I usually think, wow, didn't the Israelites get the point that God had their backs? Well, that struck me like a bolt of lightening this morning! (God's living, active Word...) I've been struggling with fear and worry with so many unknowns concerning our adoption, and yet looking back, I'm able to see how God has been "fighting for us" from the very beginning. I just don't want to be distracted by the uncertainty and fear marching after me right now...I feel like God has led us to this point and we're waiting to cross, with faith, into our "Red Sea" - this adoption. I have no idea what's on the other side, but I'm going to stand firm, pray away that fear, and watch Him do His work.

Orphans of Ukraine

Monday, February 4, 2008

Grandpa

We just found out that Ross' grandpa passed away this afternoon after about a half-year battle with cancer.

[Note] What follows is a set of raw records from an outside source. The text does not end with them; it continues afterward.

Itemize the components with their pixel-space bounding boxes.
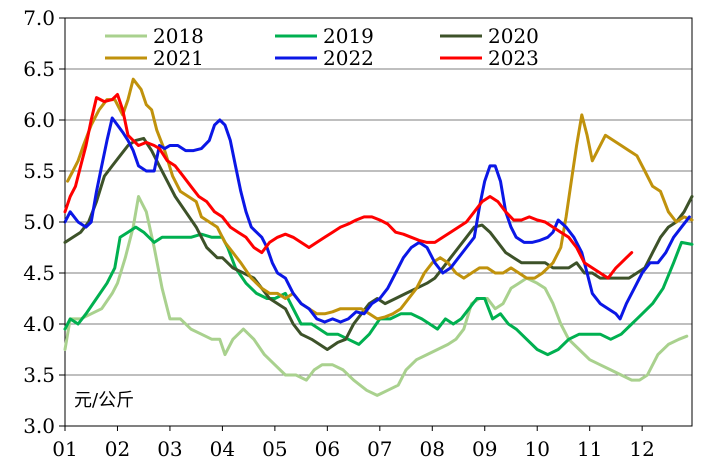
x-tick-label: 07: [367, 437, 392, 461]
x-tick-label: 06: [315, 437, 340, 461]
y-axis-unit-label: 元/公斤: [74, 390, 134, 411]
grid-lines: [65, 68, 692, 376]
x-tick-label: 04: [210, 437, 235, 461]
legend-label-2023: 2023: [488, 46, 539, 70]
series-line-2018: [63, 195, 689, 397]
x-tick-label: 08: [420, 437, 445, 461]
series-line-2022: [63, 116, 691, 324]
legend-label-2021: 2021: [153, 46, 204, 70]
series-line-2021: [66, 77, 694, 321]
x-tick-label: 10: [524, 437, 549, 461]
y-tick-label: 6.0: [23, 108, 55, 132]
y-tick-label: 5.5: [23, 159, 55, 183]
y-tick-label: 3.0: [23, 414, 55, 438]
x-tick-label: 11: [577, 437, 602, 461]
legend: 2018 2019 2020 2021 2022 2023: [105, 24, 539, 70]
x-tick-label: 03: [157, 437, 182, 461]
x-tick-label: 01: [52, 437, 77, 461]
y-tick-label: 3.5: [23, 363, 55, 387]
x-tick-label: 12: [629, 437, 654, 461]
legend-label-2022: 2022: [323, 46, 374, 70]
x-tick-label: 02: [105, 437, 130, 461]
y-tick-label: 6.5: [23, 57, 55, 81]
series-line-2019: [63, 225, 694, 357]
y-tick-label: 7.0: [23, 6, 55, 30]
x-tick-label: 09: [472, 437, 497, 461]
y-tick-label: 5.0: [23, 210, 55, 234]
series-group: [63, 77, 694, 397]
legend-label-2020: 2020: [488, 24, 539, 48]
y-tick-label: 4.0: [23, 312, 55, 336]
y-tick-label: 4.5: [23, 261, 55, 285]
x-tick-label: 05: [262, 437, 287, 461]
legend-label-2018: 2018: [153, 24, 204, 48]
legend-label-2019: 2019: [323, 24, 374, 48]
series-line-2023: [63, 93, 634, 280]
axis-ticks: 3.0 3.5 4.0 4.5 5.0 5.5 6.0 6.5 7.0 01 02 03 04 05 06 0…: [23, 6, 655, 461]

I just praise God for last week and the time his wife and girls could savor with him and each other, and for the full assurance that he went home today. Nothing like death to put life into perspective...

Delivered

I've been tracking my documents on fedex.com and thought it'd be fun to see:

Feb 4, 2008
2:50 PM
Delivered
KYIV UA

9:06 AM
Int'l shipment release
KIEV UA

9:01 AM
In transit
KIEV UA
Package available for clearance

Feb 2, 2008
9:49 AM
Departed FedEx location
PARIS FR

Feb 1, 2008
11:05 PM
Departed FedEx location
PARIS FR

8:24 PM
Arrived at FedEx location
PARIS FR

4:54 AM
Departed FedEx location
MEMPHIS, TN

1:09 AM
Departed FedEx location
MEMPHIS, TN

Jan 31, 2008
3:45 PM
In transit
MEMPHIS, TN

3:06 PM
Arrived at FedEx location
MEMPHIS, TN

9:28 AM
Arrived at FedEx location
MEMPHIS, TN

12:22 AM
At local FedEx facility
CLEVELAND, OH

Jan 30, 2008
10:28 PM
Left origin
CLEVELAND, OH

Pretty amazing to look back on my crazy week and to see this physical journey of my documents and realize just how many things had to work together in order for my documents to be completed and delivered on Feb. 4th - the date I prayed for specifically. I'm continually amazed by answered prayer - although I shouldn't be, because I know my God!